Dennis1 · January 12, 2021, 9:43pm

@DavidTurner (and @warkolm) Thank you! That's all I was basically interested in—i.e., what factors to be aware of that may make it more valuable to re-flush each time or not. It sounds like the main factor would be whether I'm still indexing or not, and the volume of indexing that's occurring over the course of the upgrade (which itself relates to the number of nodes in my cluster that need to be upgraded).

I'm still just getting ready for a rolling upgrade, but I'll probably opt to flush each time just to prepare for scaling in the future.

kkn87 · January 14, 2021, 6:37am

We do rolling upgrades automatically, using Ansible. Just added /flush task to the script before each node's update.
Also, at start, we've added changing 'index.unassigned.node_left.delayed_timeout' to 10 minutes on all indices to make recovers a bit faster after node restart.

Using this approach, rolling upgrade of our cluster (6 data nodes, 20 TB of data) takes 2 hours. It includes OS updates and nodes restarts.

Dennis1 · January 14, 2021, 4:27pm

@kkn87 Thanks for the tips and sharing your approach/experience!

I'm curious on why increasing the index.unassigned.node_left.delayed_timeout to 10 mins proved to speed up the recovery process. Are you choosing to increase that timeout parameter as opposed to disabling replica shard allocation?

kkn87 · January 15, 2021, 10:00am

@Dennis1, you suggest not to do this, because when shard allocation is disabled (swtiched to 'primaries') - changing index.unassigned.node_left.delayed_timeout is obsolete?
Maybe I misunderstood this article https://www.elastic.co/guide/en/elasticsearch/reference/current/delayed-allocation.html then.
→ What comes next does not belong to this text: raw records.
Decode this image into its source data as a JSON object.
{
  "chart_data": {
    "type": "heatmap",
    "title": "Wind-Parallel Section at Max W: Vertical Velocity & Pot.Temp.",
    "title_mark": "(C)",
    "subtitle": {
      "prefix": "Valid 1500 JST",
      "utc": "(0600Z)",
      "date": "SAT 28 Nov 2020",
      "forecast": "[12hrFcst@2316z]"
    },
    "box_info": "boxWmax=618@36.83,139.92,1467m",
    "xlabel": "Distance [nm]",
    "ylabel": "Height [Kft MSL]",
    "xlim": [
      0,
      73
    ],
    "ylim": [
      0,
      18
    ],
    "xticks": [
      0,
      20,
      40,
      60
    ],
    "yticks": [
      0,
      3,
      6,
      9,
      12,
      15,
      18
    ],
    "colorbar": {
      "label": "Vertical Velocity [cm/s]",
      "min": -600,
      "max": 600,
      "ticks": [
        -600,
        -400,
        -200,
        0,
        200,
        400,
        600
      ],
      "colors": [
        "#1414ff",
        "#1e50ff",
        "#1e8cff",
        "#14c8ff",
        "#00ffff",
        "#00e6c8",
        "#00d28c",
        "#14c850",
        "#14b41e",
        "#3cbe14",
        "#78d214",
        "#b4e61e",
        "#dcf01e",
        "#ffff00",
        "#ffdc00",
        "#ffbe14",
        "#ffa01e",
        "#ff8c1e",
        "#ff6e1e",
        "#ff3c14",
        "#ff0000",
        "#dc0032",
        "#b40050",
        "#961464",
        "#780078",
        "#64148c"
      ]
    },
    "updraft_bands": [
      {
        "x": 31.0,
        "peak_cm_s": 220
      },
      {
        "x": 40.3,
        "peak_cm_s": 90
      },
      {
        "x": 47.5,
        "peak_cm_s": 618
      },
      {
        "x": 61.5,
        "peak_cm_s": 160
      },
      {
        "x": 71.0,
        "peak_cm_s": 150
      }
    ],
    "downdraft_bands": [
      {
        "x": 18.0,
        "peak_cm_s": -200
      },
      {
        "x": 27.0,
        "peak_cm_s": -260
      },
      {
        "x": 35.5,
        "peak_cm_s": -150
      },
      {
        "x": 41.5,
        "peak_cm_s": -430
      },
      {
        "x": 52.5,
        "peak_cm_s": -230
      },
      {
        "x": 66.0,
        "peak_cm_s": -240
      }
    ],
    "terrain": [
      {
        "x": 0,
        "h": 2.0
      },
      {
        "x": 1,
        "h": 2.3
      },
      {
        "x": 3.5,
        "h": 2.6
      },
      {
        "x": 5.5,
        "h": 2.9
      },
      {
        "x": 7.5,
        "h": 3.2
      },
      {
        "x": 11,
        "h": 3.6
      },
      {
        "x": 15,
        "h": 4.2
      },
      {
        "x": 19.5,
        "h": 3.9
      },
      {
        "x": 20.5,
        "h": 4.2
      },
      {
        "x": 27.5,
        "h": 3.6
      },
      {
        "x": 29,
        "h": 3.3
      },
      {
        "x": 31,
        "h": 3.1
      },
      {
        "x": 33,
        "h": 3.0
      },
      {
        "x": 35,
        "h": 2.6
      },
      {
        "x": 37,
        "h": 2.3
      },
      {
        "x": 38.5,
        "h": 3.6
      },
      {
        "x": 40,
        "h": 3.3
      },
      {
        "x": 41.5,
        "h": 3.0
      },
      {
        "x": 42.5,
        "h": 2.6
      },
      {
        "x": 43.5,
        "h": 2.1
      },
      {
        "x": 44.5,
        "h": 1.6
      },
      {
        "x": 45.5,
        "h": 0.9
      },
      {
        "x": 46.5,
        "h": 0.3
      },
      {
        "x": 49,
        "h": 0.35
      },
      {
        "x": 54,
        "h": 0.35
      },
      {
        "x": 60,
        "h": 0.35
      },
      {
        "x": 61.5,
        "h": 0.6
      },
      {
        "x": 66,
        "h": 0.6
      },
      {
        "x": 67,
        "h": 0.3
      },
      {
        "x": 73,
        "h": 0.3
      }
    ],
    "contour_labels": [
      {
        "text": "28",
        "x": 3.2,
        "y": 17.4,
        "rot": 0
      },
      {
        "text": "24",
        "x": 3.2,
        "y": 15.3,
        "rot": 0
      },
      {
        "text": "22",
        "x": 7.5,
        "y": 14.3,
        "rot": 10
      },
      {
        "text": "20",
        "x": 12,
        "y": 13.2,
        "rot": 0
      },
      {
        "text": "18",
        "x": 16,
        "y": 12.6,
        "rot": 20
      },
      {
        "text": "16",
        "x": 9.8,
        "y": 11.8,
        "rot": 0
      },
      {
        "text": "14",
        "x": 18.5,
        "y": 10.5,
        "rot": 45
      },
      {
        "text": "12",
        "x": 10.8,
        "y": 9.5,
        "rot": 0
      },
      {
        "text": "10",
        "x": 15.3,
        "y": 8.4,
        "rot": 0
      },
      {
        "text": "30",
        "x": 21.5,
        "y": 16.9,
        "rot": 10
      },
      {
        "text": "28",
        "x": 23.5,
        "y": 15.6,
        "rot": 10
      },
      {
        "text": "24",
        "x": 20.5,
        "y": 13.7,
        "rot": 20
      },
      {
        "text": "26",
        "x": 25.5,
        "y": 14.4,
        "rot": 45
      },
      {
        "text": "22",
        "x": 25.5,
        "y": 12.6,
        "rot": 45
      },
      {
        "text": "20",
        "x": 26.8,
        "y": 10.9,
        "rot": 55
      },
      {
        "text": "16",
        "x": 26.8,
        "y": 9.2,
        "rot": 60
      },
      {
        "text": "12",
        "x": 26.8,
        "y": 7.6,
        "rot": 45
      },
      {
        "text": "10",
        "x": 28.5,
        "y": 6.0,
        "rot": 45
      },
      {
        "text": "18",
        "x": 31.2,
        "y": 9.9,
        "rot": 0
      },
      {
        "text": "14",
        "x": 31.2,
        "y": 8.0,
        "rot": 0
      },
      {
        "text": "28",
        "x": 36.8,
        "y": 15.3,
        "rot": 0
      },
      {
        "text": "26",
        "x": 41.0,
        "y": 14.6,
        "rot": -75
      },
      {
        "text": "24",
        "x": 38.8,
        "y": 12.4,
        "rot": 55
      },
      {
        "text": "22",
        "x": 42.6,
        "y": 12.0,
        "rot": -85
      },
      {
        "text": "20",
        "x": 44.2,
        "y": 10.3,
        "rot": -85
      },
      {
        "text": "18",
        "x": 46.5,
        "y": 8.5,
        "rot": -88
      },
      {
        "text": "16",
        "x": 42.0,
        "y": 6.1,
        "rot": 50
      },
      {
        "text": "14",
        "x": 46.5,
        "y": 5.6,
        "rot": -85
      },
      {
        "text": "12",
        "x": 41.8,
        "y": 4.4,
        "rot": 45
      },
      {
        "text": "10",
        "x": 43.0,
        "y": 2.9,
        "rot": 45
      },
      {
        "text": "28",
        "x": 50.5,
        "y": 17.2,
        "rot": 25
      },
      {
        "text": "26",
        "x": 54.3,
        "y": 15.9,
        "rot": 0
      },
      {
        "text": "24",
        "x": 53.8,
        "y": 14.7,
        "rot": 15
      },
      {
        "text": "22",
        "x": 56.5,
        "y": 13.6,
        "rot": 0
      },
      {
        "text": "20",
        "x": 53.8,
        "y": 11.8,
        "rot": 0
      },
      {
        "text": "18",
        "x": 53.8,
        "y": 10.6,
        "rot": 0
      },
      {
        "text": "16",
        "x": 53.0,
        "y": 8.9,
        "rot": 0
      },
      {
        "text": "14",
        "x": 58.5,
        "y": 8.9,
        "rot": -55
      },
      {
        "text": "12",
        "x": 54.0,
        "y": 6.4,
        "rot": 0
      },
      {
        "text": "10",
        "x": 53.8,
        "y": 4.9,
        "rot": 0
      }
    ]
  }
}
Dennis1 · January 15, 2021, 2:16pm

@kkn87 Yes that's my understanding at least. The only difference between increasing index.unassigned.node_left.delayed_timeout versus disabling and then re-enabling cluster.routing.allocation.enable (as in steps 1 & 9 here) is that the latter gives time for the re-balancing (or "recovery") to occur when each node is brought back online after it's been upgraded. If the delay time is kept at 10 mins for the entire upgrade process, that recovery step may never occur, which I guess is not recommended especially in cases where there is a lot of indexing still happening during the upgrade.

kkn87 · January 18, 2021, 7:38am

@Dennis1, thank you for noticing this! Will remove this step from the automation.

Dennis1 · January 19, 2021, 4:49pm

@kkn87 Sure thing, just make sure to add some sort of automated check for the cluster status to return back to 'green' after upgrading each node, before moving onto the next node. The green status indicates that the recovery process is finished.

kkn87 · January 20, 2021, 7:42am

Sure, @Dennis1, we have quite comprehensive checks, waiting for completely 'green' cluster:

url: '{{ elasticsearch_url }}/_cluster/health'
...
until: >
result.status == 200
and result.json.status == 'green'
and result.json.unassigned_shards == 0
and result.json.relocating_shards == 0
and result.json.number_of_nodes == previous_result.number_of_nodes

system · February 17, 2021, 7:42am

This topic was automatically closed 28 days after the last reply. New replies are no longer allowed.